The immigration official working on your case will also want to see proof that you and your spouse are truly in love. They want to admit people who are coming to Canada to reunite with their families, rather than people who are marrying for the express goal of immigrating to Canada.
Your companion must be over the age of 18 in all situations. IRCC will conduct medical and background security investigations to ensure that your companion is eligible to enter the country. People who have been convicted of a crime are frequently denied entry to Canada, although there may be ways to avoid criminal inadmissibility.
Children who are reliant
Children who are under the age of 22 and do not have a spouse or common-law partner are considered dependents. If they are 22 or older and are unable to financially support themselves due to a mental or physical ailment, they may qualify as dependents if they have relied on their parents for financial assistance since before they became 22.
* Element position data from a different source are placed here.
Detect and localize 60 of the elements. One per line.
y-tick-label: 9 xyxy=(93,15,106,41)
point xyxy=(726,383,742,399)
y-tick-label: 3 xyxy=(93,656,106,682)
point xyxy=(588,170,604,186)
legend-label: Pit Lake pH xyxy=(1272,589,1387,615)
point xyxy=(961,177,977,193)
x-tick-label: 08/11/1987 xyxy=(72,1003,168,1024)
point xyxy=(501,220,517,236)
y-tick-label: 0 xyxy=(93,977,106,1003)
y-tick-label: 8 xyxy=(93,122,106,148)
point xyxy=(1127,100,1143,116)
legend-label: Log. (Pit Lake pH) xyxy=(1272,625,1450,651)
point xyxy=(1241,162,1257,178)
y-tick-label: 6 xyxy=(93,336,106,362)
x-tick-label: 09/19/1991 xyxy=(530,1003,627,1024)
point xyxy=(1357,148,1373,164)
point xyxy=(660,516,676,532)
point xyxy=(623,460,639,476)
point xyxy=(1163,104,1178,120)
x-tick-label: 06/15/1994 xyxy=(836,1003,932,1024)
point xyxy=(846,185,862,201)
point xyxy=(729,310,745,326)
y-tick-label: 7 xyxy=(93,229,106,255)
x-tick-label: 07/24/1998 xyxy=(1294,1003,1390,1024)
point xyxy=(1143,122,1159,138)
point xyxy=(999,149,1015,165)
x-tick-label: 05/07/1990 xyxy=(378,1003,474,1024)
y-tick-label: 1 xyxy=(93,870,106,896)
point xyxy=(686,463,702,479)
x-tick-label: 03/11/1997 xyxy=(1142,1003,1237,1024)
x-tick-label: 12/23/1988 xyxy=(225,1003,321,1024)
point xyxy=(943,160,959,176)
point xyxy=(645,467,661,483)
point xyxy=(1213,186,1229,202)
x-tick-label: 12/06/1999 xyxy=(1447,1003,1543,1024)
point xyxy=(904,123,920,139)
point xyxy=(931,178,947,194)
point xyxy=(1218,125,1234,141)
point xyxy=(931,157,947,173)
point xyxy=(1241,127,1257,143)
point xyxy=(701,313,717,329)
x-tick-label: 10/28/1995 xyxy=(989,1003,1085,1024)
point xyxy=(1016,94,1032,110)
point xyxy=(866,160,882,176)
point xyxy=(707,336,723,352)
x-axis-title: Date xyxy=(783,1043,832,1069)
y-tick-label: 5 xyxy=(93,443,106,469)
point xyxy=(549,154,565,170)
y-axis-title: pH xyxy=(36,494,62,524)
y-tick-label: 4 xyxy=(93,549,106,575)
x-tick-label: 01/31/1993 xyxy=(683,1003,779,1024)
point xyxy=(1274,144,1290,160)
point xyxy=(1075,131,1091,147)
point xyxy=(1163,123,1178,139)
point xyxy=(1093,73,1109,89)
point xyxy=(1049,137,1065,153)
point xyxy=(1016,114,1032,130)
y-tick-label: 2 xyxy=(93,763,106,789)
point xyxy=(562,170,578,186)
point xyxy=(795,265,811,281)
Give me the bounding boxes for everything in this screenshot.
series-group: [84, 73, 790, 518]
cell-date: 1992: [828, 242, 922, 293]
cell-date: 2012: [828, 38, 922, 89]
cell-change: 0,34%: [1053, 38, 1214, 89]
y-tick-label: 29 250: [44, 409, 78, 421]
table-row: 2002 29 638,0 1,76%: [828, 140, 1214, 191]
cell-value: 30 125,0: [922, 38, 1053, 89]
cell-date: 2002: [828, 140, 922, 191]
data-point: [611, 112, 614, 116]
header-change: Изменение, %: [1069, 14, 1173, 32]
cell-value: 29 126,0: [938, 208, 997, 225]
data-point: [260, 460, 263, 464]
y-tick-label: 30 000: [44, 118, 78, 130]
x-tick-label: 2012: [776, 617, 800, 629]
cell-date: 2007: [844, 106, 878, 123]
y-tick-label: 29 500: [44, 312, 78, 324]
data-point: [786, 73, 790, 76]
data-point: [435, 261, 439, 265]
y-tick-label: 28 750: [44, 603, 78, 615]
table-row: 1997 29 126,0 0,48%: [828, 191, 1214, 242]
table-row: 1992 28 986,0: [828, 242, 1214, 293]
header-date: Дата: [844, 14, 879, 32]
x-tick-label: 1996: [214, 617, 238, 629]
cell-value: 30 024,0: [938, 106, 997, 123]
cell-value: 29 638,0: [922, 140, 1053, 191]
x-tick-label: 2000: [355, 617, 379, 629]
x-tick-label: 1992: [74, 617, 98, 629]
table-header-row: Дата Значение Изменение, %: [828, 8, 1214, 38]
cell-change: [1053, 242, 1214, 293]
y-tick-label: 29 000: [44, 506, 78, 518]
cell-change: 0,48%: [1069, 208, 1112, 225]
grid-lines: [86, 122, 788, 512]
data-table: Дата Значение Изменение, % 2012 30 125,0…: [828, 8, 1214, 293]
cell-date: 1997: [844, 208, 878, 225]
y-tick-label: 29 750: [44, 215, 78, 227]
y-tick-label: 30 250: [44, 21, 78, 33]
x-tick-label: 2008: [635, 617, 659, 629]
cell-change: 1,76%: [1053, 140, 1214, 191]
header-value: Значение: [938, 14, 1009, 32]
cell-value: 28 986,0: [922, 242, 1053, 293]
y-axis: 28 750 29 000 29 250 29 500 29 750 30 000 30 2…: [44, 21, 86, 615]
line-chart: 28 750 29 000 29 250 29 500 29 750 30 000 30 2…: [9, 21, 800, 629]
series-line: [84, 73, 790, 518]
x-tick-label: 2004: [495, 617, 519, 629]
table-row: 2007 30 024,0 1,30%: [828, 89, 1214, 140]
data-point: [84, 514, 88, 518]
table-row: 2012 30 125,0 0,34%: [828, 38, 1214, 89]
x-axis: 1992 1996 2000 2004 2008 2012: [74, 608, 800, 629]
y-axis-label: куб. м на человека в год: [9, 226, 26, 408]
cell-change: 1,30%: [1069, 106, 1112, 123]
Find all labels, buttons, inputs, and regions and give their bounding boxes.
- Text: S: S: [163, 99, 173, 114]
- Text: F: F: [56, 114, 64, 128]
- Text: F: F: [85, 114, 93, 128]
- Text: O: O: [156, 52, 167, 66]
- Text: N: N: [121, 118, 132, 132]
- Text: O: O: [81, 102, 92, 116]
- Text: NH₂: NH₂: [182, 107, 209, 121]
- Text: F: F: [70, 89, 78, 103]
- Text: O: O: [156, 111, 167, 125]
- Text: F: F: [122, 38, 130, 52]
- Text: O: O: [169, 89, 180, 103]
If your kid turns 22 while your application is being processed, they may still be considered a dependent. They must, however, continue to follow all of the other previously indicated standards until the application is processed by IRCC.
You can list your child as the major candidate in the application if your own child does not qualify as a citizen and you wish to sponsor them without supporting your partner. You must show that the other parent or legal guardian consents to your child’s immigration to Canada.
You can either sponsor your own child or sponsor your partner’s child. Even though your child was not born in Canada, if you are a Canadian citizen, your child may already be a citizen. If you haven’t already done so, you may need to apply for a Proof of Citizenship for your foreign-born kid. If your child is already a citizen, you do not need to sponsor them.
If you’re sponsoring your spouse and a dependent kid, you’ll list your partner as the primary applicant and your child as a dependent on the application.
If a dependent kid has a dependent child of their own (your grandchild), they can be included in the application as well.
Adopted children and orphaned family members have distinct sponsorship procedures than your own or your partner’s child.
The immigration process for spouses, common-law partners, and dependent children
Your application to become a sponsor and your family’s application for permanent residency are both necessary to sponsor your husband, partner, or kid. Both the sponsorship and permanent residency applications must be filed simultaneously. If you live in Quebec, you will need to go through a different sponsorship process.
Obtaining the application package is the first step. In the entire handbook, the government gives particular and up-to-date information, as well as instructions on how to fill out forms. Foreign nationals’ documentation will be determined by their resident status, the country from which they are applying, and maybe their travel history.
In addition to the application guidance, the IRCC provides a documentation checklist that lists the papers and instructions you’ll need to complete your application. This list is subject to change, so double-check before submitting all of your papers. Various nations will have different needs for forms.
When IRCC receives your entire application, the processing begins. If the officer discovers that your application is incomplete, they will send it back to you, and you will have to resubmit.
Spousal sponsorship applications are typically processed in 12 months by the IRCC, however it may take longer. Children’s applications differ per nation.
IRCC requires biometrics and a medical exam from overseas candidates during the processing period. You will have 30 days to submit your documents. At any time, IRCC may request further information or an in-person interview.
Until IRCC makes a judgment on your application, you can follow and amend its status online. The IRCC will offer you guidance on how to complete the remaining procedures necessary for the foreign spouse or common-law partner to become a permanent residence.